Ao conhecermos e honrarmos essas culturas, esses saberes, além de aprendermos e crescermos espiritualmente, estaremos fortalecendo-os de alguma forma. Nossa mente, nossos pensamentos e energia dispensados de alguma maneira aos ancestrais da terra irão fortalecê-los, em um nível espiritual e consequentemente material. E eles estão precisando de nosso auxílio...
Acredito que uma prática druídica ou reconstrucionista celta
seja incompleta sem o conhecimento e a honra à sabedoria e cultura locais,
tradicionais. O Druidismo hoje nunca será um reflexo perfeito do passado. E nem
deveria ser ou nem deveríamos nos preocupar DEMAIS em tentar torna-lo.

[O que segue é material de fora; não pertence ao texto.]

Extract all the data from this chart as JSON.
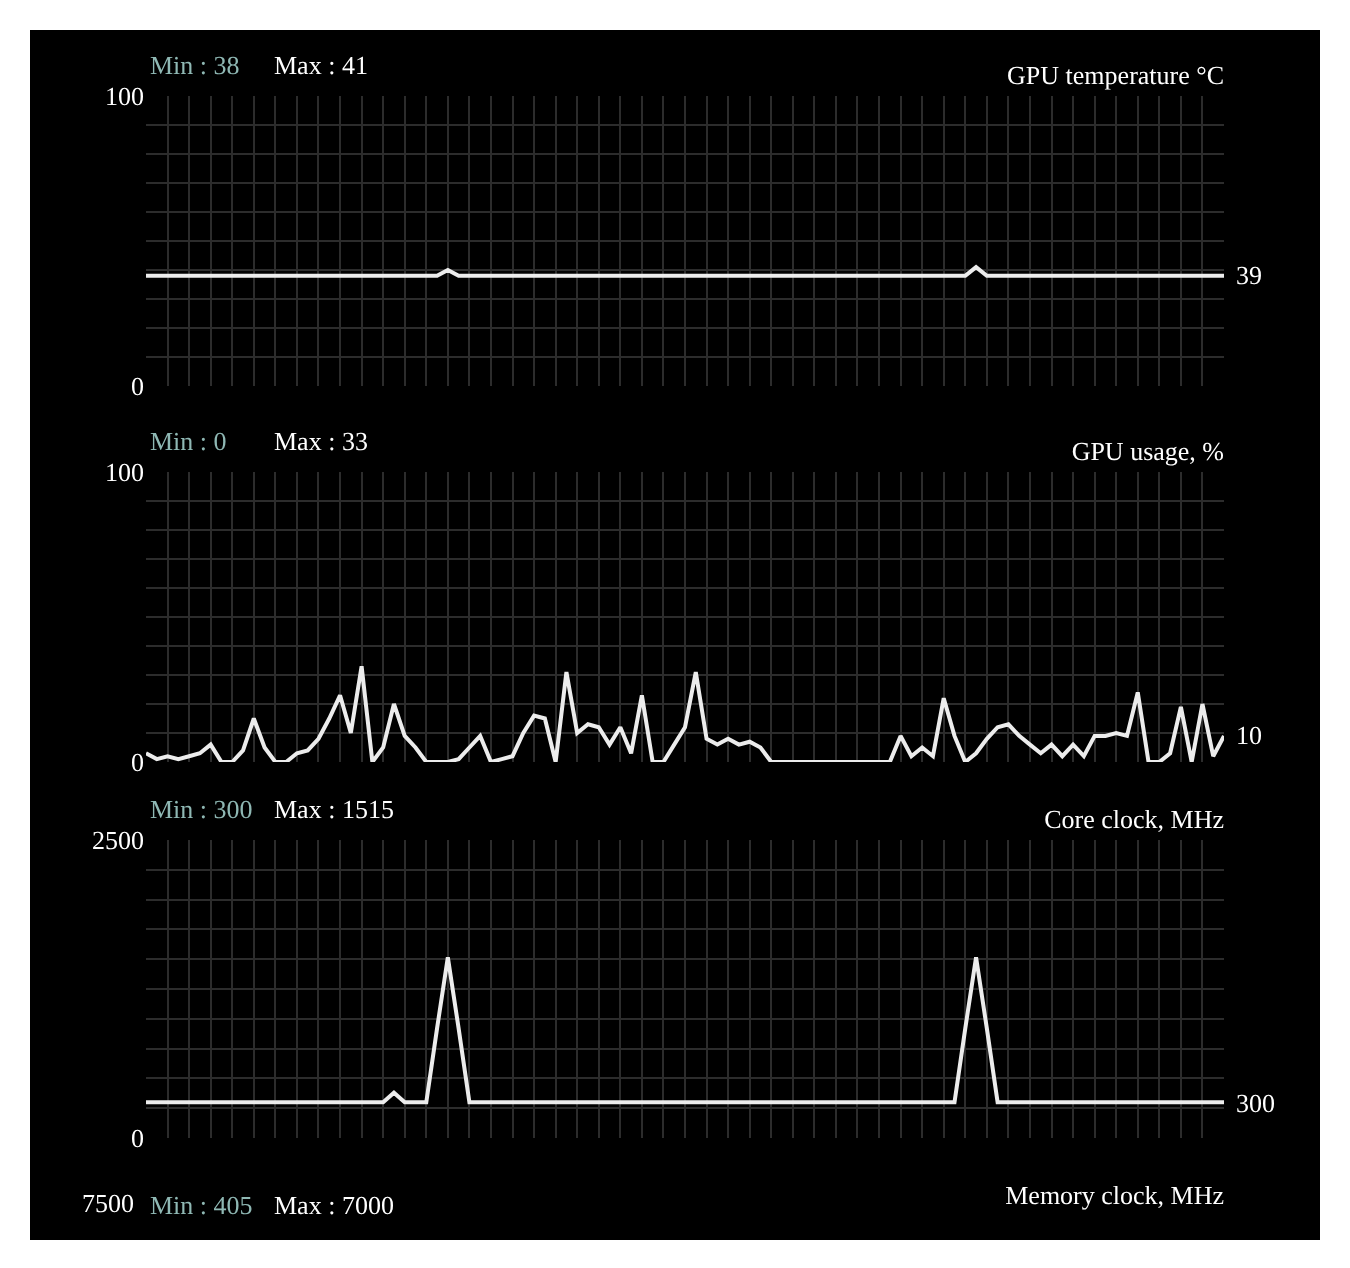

Como uma
religião baseada na natureza, sabemos que ela muda e se transforma com o passar
dos tempos, e é dessa maneira que penso que o druidismo deve caminhar...
Fluindo como as águas de um rio e dançando como as brisas do mar.
Eu não nasci nessa
vida na Irlanda, terra que amo de paixão! Eu nasci no Brasil, na Amazônia, terra
linda, que apesar de maltratada, merece meu respeito e amor. Uma terra mágica,
com seus muiraquitãs, samaúmas, encantarias e os segredos das cerâmicas
marajoaras. Acho que o problema do Brasil e da Amazônia reside exatamente
nisso. Na falta de amor e de cuidado ao olharmos para essa terra. Se a amássemos
não haveria tanta corrupção e descaso, pois esses são sinais de posse e
egoísmo, o oposto do amor. Vejamos o hino do País de Gales:
“Tenho carinho pela antiga terra de meus pais,
Terra de poetas e cantores, homens famosos de renome;
Os seus bravos guerreiros, grandiosos patriotas,
Deram o seu sangue pela liberdade.
Nação, Nação, Defendo a minha nação.
Enquanto o mar guarda a pura e muito amada região,
Possa a antiga língua perdurar.
Antiga Gales montanhosa, paraíso do Bardo,
Cada vale, cada montanha é bela para mim.

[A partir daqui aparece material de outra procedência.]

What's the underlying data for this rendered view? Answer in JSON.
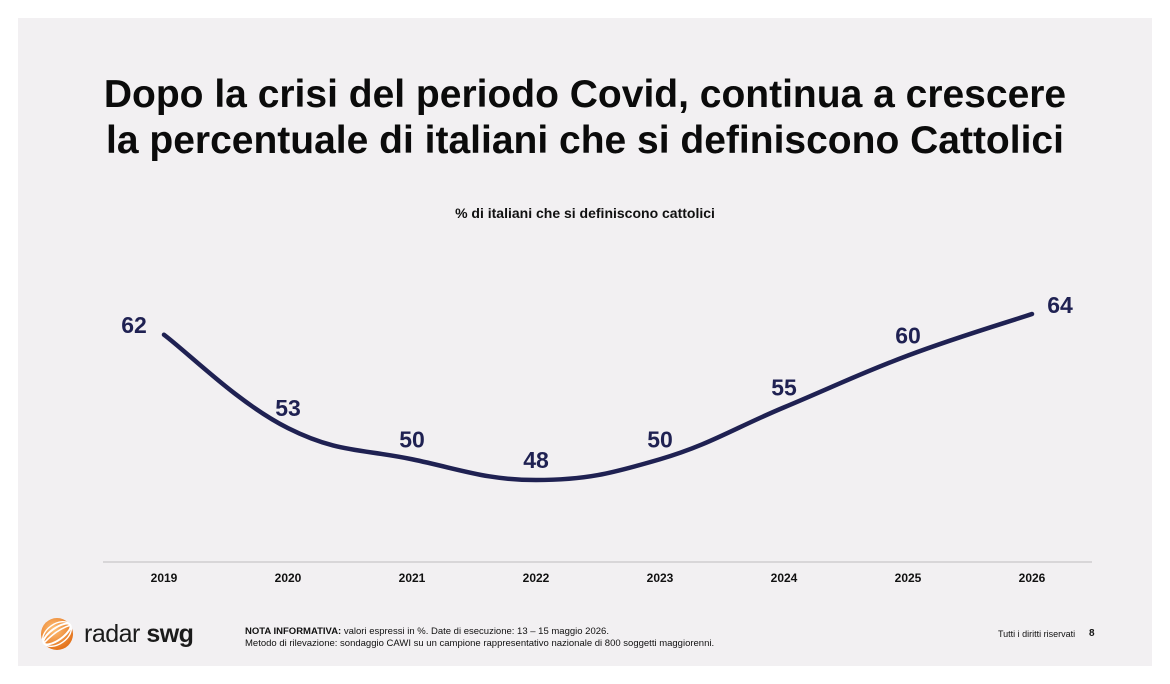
{
  "title": {
    "line1": "Dopo la crisi del periodo Covid, continua a crescere",
    "line2": "la percentuale di italiani che si definiscono Cattolici"
  },
  "chart_data": {
    "type": "line",
    "title": "% di italiani che si definiscono cattolici",
    "categories": [
      "2019",
      "2020",
      "2021",
      "2022",
      "2023",
      "2024",
      "2025",
      "2026"
    ],
    "series": [
      {
        "values": [
          62,
          53,
          50,
          48,
          50,
          55,
          60,
          64
        ]
      }
    ],
    "xlabel": "",
    "ylabel": "",
    "grid": false,
    "line_color": "#1f2152",
    "smooth": true
  },
  "footer": {
    "note_label": "NOTA INFORMATIVA:",
    "note_text": " valori espressi in %. Date di esecuzione: 13 – 15 maggio 2026.",
    "method_text": "Metodo di rilevazione: sondaggio CAWI su un campione rappresentativo nazionale di 800 soggetti maggiorenni.",
    "rights": "Tutti i diritti riservati",
    "page_number": "8"
  },
  "logo": {
    "word1": "radar",
    "word2": "swg",
    "icon": "globe-icon",
    "icon_color": "#f0882a"
  }
}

Pelo sentimento patriótico, são delícias os murmúrios
Das suas torrentes e rios para mim.
Se o inimigo subjuga a minha terra sob os seus pés,
A antiga língua galesa está viva como nunca.

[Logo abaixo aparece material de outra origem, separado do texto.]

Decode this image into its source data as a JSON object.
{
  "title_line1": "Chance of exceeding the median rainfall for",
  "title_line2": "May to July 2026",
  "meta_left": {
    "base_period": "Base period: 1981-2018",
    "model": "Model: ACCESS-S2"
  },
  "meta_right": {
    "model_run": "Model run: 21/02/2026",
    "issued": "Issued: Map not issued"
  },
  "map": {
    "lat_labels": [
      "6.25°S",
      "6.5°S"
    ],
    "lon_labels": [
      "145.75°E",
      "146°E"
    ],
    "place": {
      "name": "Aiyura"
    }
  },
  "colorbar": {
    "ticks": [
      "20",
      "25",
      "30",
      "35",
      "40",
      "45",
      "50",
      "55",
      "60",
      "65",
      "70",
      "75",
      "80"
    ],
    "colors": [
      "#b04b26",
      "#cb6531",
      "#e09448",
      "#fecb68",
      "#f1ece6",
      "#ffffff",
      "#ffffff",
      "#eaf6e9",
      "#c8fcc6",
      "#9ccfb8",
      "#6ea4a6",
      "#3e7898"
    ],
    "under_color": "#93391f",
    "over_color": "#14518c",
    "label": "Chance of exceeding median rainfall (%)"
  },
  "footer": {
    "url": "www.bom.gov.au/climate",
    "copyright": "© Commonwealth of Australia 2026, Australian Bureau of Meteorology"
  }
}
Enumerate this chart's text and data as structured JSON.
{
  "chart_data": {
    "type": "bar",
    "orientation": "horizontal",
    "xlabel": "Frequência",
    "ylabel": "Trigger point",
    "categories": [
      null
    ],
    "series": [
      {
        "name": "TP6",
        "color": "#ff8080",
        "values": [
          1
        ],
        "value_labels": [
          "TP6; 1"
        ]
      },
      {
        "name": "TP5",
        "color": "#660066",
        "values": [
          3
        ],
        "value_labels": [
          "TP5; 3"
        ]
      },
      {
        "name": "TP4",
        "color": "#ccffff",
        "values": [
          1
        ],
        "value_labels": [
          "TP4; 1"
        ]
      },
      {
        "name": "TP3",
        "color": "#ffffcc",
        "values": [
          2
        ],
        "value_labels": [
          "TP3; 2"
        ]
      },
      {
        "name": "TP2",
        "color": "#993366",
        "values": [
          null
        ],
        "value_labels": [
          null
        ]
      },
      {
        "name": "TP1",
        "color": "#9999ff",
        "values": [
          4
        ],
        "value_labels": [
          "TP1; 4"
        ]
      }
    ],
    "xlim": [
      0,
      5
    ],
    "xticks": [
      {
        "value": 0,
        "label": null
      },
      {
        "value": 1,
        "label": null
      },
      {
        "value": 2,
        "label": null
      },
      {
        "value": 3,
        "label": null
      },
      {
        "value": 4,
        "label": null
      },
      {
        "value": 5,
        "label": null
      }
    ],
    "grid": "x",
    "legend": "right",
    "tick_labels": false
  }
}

A musa não foi calada pela repugnante mão da traição,
Nem a melodiosa harpa do meu país”.[2]
Imagine se nós, brasileiros, tivéssemos todos, um sentimento
como esse pela nossa terra? Eu tenho certeza que a realidade de nosso país
seria outra...
Talvez tenha divagado um pouco... (rs)
Enfim, para honrar os ancestrais da terra comece conhecendo
quais são os povos indígenas que habitaram e habitam sua região, procure
informações sobre eles, sua cosmologia, mitologia etc. Descubra se de repente
você não tem alguma ascendência indígena (o que não é difícil no Brasil), e aí
haverá mais um motivo para você conhecer e honrar seus ancestrais.
Ouça os antigos, os mais velhos. Escute as histórias que
eles contam, sejam elas histórias de vida ou de seres encantados. Vá no
interior de sua cidade (ou talvez nem precise) e conheça os curadores,
benzedeiras, rezadeiras, parteiras. Abra sua mente e ouça-os sem preconceito. Veja
quanta sabedoria tradicional eles têm, e o quanto você pode aprender com eles.
Valorize o artesanato local, a música local e tradicional,
os mestres. Tenha em seu altar um objeto associado a algum povo nativo, ou que
faça referência a um que você tenha afinidade. Ou tenha uma parte de sua casa, um canto, uma mesa, uma
prateleira, dedicada aos ancestrais da terra. Aos poucos eles farão parte de
sua vida e de sua espiritualidade. Com sua energia e dedicação oferecidas a
eles, em troca eles lhe oferecerão a sabedoria e os dons que você precisa. E
assim a reciprocidade é estabelecida, e a hospitalidade é respeitada.